Background
Desportes was born in Champigneulle, Ardennes.
Desportes was born in Champigneulle, Ardennes.
He studied in Paris, in the studio of the Flemish painter Nicasius Bernaerts, a pupil of Frans Snyders.
During a brief soujourn in Poland, 1695-1696, he painted portraits of John III Sobieski and Polish aristocrats. After the king"s death Desportes returned to Paris, convinced that he should specialise in animals and flowers. He was received by the Académie de peinture et de sculpture in 1699, with the Self-Portrait in Hunting Dress now in the Musée du Louvre.
In 1712-1713 he spent six months in England.
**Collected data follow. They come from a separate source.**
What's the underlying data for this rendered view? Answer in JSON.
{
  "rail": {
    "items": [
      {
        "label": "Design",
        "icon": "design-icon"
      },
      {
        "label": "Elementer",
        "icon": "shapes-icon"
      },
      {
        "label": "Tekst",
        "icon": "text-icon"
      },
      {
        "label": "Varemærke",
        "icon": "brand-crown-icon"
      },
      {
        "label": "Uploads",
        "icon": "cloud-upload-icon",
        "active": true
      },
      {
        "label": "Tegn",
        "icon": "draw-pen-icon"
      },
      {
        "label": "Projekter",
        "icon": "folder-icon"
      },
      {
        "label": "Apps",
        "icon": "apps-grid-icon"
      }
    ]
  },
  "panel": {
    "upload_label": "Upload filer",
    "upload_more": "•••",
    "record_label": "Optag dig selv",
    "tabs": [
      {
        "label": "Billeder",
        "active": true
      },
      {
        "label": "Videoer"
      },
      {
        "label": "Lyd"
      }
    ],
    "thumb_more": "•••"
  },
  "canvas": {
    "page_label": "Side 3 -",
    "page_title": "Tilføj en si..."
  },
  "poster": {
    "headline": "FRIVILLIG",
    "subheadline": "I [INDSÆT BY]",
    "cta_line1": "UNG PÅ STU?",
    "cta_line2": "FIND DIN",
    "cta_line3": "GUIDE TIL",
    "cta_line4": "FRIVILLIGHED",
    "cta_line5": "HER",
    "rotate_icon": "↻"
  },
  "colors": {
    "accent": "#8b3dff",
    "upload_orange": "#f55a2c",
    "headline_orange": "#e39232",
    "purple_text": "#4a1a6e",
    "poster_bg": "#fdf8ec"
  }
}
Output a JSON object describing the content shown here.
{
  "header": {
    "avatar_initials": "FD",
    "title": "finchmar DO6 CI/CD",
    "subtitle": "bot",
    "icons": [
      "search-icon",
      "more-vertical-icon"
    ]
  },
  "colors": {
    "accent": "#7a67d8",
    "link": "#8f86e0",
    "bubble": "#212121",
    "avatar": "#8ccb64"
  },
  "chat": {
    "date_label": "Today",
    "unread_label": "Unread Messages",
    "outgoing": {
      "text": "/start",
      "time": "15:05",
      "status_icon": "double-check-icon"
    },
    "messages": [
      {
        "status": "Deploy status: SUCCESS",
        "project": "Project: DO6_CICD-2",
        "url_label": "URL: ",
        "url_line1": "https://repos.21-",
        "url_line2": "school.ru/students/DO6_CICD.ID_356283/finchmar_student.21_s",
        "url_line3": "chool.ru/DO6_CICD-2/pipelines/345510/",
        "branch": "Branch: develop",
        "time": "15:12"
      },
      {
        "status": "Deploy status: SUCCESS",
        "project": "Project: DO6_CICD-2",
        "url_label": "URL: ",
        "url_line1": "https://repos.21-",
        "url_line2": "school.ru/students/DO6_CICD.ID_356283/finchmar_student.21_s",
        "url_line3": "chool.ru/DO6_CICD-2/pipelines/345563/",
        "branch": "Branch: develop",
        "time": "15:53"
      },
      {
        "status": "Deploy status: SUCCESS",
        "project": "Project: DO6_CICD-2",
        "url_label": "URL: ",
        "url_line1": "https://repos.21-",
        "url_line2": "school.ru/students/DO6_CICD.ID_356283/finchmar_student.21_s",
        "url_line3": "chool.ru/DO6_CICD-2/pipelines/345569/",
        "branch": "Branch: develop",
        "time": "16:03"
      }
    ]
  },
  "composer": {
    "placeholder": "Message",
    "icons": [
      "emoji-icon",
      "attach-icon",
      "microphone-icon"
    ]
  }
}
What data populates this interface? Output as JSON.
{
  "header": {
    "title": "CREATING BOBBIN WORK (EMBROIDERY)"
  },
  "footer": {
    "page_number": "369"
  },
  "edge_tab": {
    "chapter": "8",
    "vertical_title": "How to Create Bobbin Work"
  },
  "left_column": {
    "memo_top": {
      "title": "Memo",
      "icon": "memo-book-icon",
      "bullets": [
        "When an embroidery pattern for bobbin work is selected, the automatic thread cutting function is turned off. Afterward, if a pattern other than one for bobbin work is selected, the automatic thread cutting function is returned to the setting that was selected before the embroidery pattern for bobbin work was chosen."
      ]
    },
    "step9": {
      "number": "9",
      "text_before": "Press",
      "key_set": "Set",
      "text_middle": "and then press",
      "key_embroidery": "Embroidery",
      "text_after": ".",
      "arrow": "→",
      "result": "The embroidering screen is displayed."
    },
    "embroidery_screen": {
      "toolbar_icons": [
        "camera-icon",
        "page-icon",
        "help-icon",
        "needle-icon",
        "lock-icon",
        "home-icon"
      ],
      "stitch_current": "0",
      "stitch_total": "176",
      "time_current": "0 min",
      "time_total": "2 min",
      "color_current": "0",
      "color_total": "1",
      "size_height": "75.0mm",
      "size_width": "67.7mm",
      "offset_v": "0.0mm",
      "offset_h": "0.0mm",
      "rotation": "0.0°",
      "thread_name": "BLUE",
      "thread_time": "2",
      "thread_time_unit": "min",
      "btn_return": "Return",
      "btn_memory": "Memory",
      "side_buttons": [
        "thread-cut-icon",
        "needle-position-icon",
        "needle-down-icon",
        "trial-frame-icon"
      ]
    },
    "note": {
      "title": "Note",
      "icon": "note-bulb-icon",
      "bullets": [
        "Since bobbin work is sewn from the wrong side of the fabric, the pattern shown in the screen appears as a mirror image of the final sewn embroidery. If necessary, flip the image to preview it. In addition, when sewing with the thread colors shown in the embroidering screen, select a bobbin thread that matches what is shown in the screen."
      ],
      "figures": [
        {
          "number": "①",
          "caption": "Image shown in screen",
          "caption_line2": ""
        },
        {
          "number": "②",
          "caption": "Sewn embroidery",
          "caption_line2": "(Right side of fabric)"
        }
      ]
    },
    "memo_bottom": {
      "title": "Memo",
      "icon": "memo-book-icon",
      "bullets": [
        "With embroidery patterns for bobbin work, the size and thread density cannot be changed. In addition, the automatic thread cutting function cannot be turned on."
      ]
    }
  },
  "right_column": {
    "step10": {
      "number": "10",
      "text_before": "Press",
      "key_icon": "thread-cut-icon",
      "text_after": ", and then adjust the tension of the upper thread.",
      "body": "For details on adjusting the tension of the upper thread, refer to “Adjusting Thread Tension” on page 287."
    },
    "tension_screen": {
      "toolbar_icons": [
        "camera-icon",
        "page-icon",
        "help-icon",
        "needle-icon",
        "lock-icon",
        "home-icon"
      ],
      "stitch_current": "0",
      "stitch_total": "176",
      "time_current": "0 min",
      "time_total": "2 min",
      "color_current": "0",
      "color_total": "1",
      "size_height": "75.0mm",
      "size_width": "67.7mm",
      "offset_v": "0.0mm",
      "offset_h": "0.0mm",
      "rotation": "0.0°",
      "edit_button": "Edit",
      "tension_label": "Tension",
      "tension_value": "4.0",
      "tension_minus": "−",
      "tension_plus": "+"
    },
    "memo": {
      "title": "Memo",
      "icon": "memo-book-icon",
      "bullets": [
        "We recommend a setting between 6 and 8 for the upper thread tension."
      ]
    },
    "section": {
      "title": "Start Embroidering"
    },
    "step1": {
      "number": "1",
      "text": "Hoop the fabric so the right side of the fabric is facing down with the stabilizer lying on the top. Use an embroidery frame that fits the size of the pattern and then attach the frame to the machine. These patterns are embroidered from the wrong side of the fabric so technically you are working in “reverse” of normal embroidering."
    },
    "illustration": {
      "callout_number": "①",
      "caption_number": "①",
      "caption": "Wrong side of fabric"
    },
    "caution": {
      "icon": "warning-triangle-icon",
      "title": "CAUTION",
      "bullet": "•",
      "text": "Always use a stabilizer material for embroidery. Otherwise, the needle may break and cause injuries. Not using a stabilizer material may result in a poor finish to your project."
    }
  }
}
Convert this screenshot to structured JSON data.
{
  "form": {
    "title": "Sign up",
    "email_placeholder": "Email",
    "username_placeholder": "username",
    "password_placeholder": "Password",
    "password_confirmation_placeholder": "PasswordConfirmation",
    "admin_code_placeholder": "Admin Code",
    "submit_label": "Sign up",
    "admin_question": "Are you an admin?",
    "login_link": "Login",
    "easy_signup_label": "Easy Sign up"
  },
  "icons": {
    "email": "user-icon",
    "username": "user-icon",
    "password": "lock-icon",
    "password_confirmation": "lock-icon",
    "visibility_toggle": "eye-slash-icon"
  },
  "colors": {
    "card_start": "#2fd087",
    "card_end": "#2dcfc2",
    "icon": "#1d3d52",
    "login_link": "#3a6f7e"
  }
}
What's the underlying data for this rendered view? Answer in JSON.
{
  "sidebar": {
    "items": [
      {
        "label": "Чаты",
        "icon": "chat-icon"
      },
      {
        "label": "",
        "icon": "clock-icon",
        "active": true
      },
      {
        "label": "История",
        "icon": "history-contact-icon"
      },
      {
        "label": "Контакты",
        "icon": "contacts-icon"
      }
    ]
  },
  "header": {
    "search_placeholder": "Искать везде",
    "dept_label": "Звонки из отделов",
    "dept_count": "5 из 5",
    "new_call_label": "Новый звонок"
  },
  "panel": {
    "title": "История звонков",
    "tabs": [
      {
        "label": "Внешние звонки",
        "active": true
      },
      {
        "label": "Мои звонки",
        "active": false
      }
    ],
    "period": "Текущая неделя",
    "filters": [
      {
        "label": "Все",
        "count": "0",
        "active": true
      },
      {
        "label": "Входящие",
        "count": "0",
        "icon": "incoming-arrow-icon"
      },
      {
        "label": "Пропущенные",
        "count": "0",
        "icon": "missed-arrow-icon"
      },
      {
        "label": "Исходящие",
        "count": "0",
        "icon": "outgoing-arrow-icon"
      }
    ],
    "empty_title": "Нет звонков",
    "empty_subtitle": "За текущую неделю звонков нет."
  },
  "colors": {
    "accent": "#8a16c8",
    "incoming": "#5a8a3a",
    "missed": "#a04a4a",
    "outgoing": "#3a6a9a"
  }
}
He received many commissions for decorative panels for the royal châteaux: Versailles, Marly, Meudon, Compiègne and, his last royal commission, for Louis XV at Choisy, 1742. He also did decorative paintings for the duc de Bourbon at Chantilly.
Desportes would follow the royal hunt with a small notebook he carried to make on-site sketches for still lives of the game that resulted from the day"s hunt, for the king to make a choice of which were to be worked up into finished paintings. In several paintings he combined game with a buffet of spectacular pieces of silver as they might be displayed in a dining room.
These are precious documents of the lost silver of the reign of Louis XIV. His details of trophies of game or animals were used in cartoons for tapestry in which work of several painters was combined, woven at the Savonnerie and at the Gobelins (Portière de Diane, Louvre).
Foreign the Gobelins he designed the series of tapestries called Les Nouvelles Indes. In 1784, the comte d"Angiviller, general director of the Bâtiments du Roi acquired these resources for painter"s models at the manufactory of Sèvres porcelain, so that Desportes" influence in the iconography of French arts extended almost throughout the century.
Académie royale de peinture et de sculpture.